El héroe de la misma es el joven de 18 años, David Bendinger, el cual, hijo de un paupérrimo rabino de aldea, trata de abrirse paso en la Varsovia de 1922, poco después de concluir la mortífera Gran Guerra, que arrasó todos los valores tradicionales y, no digamos, los de la martirizada minoría judía, que, antes de su destrucción física, padeció la aniquilación moral. La personalidad de Bendinger es casi un literal trasunto de la del propio Singer, el cual, acosado por todos los frentes, y en medio del absurdo, decidió convertirse en un escritor de ficción, cuando comprendió, tras unos iniciales escarceos filosóficos, que sólo la novela dejaba fluir las emociones y que éstas "constituyen la esencia de un ser humano, su alma", lo único que justifica su inmortalidad.

Pero hay algo más que la conciencia del decisivo peso de lo emocional, tal y como sólo se alumbra en medio de la desgracia, para explicar la fuerza misteriosa del arte: tener algo singular que contar. De esto es de lo que, en cierto momento, se percata Bendinger y así lo expresa: "Era preciso que surgiese una nueva literatura, sin leyes preestablecidas ni normas de iniciación... Había que representar a los seres humanos con todos sus actos, pensamientos, caprichos y desvaríos. Aunque la literatura siempre ha estudiado el carácter, casi siempre ha ignorado la falta de carácter del hombre moderno. De pronto sentí el impulso de escribir".

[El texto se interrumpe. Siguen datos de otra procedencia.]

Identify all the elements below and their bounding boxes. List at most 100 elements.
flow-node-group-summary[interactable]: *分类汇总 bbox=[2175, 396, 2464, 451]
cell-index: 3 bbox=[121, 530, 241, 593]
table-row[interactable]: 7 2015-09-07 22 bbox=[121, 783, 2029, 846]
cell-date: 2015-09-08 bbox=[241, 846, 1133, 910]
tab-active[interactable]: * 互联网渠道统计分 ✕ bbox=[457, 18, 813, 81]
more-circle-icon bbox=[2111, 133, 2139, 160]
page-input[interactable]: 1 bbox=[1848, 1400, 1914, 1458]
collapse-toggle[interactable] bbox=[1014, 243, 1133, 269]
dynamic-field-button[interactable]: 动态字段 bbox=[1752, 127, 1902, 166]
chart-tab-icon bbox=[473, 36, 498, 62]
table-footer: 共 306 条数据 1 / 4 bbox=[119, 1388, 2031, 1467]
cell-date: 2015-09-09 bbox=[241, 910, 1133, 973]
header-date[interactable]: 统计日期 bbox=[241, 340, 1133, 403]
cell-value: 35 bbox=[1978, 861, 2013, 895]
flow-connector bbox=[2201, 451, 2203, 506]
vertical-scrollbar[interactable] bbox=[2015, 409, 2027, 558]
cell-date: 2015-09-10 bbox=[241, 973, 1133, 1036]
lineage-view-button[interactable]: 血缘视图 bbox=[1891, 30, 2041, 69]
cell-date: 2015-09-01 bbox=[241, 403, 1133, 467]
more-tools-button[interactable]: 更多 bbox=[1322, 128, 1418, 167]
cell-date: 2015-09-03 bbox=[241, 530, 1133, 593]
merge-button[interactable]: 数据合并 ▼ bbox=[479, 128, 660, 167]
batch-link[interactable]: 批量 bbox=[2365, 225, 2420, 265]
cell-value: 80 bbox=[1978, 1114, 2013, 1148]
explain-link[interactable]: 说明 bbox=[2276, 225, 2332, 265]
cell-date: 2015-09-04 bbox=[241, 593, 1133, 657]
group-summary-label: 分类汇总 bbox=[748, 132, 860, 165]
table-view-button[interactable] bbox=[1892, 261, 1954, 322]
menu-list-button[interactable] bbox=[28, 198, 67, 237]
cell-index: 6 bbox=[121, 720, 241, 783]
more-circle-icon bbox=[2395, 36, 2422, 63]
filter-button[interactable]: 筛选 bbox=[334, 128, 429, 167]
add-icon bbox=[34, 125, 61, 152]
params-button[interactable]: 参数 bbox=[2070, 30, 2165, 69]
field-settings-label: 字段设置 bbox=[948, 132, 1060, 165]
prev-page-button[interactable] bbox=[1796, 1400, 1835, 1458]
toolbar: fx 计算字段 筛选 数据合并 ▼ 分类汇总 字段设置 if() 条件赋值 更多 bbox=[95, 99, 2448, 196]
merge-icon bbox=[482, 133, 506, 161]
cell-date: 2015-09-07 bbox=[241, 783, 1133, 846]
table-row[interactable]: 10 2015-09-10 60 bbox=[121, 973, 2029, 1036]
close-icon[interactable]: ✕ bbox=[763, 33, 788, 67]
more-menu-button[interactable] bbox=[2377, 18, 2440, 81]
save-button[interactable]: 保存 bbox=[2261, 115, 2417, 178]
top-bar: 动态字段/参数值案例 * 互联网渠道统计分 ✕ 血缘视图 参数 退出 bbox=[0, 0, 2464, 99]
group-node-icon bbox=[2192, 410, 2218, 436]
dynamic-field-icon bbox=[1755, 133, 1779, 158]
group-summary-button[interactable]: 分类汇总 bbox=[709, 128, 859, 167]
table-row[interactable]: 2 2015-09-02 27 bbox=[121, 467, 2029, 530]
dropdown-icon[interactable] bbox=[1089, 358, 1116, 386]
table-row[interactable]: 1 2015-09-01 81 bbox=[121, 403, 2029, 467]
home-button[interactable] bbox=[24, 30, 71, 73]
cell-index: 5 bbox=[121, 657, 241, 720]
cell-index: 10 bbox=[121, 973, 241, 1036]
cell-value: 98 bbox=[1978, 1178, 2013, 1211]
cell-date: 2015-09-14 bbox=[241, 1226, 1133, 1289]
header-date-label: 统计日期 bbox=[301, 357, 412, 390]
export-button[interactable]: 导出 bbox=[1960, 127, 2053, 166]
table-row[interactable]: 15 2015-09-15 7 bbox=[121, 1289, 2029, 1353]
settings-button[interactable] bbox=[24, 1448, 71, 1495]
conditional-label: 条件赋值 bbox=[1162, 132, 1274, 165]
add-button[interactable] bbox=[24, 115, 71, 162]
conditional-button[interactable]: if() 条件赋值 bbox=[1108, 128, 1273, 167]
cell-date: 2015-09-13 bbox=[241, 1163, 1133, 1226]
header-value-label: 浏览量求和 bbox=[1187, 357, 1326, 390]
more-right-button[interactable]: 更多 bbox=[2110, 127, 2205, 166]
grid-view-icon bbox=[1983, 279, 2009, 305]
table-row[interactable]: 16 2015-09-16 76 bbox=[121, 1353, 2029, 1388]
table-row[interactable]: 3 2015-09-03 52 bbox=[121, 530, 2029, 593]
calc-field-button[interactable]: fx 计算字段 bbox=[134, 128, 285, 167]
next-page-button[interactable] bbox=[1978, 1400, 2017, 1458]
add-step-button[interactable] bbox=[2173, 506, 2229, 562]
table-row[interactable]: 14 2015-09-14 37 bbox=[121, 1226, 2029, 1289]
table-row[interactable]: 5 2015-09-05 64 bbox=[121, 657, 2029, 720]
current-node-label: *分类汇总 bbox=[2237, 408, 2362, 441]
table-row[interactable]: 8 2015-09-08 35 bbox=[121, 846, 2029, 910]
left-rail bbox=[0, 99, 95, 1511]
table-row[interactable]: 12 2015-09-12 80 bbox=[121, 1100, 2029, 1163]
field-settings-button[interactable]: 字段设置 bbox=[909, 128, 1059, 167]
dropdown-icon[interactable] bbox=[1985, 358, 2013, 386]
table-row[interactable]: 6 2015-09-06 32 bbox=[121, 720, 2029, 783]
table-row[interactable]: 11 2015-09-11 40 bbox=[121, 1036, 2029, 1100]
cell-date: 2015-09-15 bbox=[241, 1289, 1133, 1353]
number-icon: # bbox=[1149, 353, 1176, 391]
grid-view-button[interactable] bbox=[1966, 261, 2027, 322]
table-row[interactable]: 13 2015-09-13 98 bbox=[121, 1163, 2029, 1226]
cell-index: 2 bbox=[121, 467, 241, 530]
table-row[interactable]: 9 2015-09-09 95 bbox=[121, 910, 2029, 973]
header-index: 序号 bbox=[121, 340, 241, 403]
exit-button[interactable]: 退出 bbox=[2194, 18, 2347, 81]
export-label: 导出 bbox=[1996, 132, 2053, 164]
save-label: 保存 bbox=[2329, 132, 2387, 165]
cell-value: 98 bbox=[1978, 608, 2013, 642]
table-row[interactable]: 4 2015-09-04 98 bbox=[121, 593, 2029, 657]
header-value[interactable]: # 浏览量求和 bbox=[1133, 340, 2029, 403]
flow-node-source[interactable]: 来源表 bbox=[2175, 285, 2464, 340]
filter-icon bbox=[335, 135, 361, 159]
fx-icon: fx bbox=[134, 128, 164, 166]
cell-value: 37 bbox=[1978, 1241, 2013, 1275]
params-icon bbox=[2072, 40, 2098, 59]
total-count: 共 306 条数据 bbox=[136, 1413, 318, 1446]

De esta manera, Singer, siguiendo los pasos de su criatura de ficción llamada Bendinger, no sólo comenzó a narrar lo hasta entonces inenarrado de las pasiones, sino que, hasta el final, lo hizo en la execrada y casi perdida lengua de los esclavos desterrados, el yídish, demostrando con ello que la forma de expresión más humillada puede ser el fanal que ilumine el extravío de toda la humanidad, porque precisamente en esa jeringonza, amasada con el dolor, se atesora lo fundamental de la vida: el anhelo imprescriptible de sobrevivir con dignidad. Tal es, sin duda, el único certificado del arte.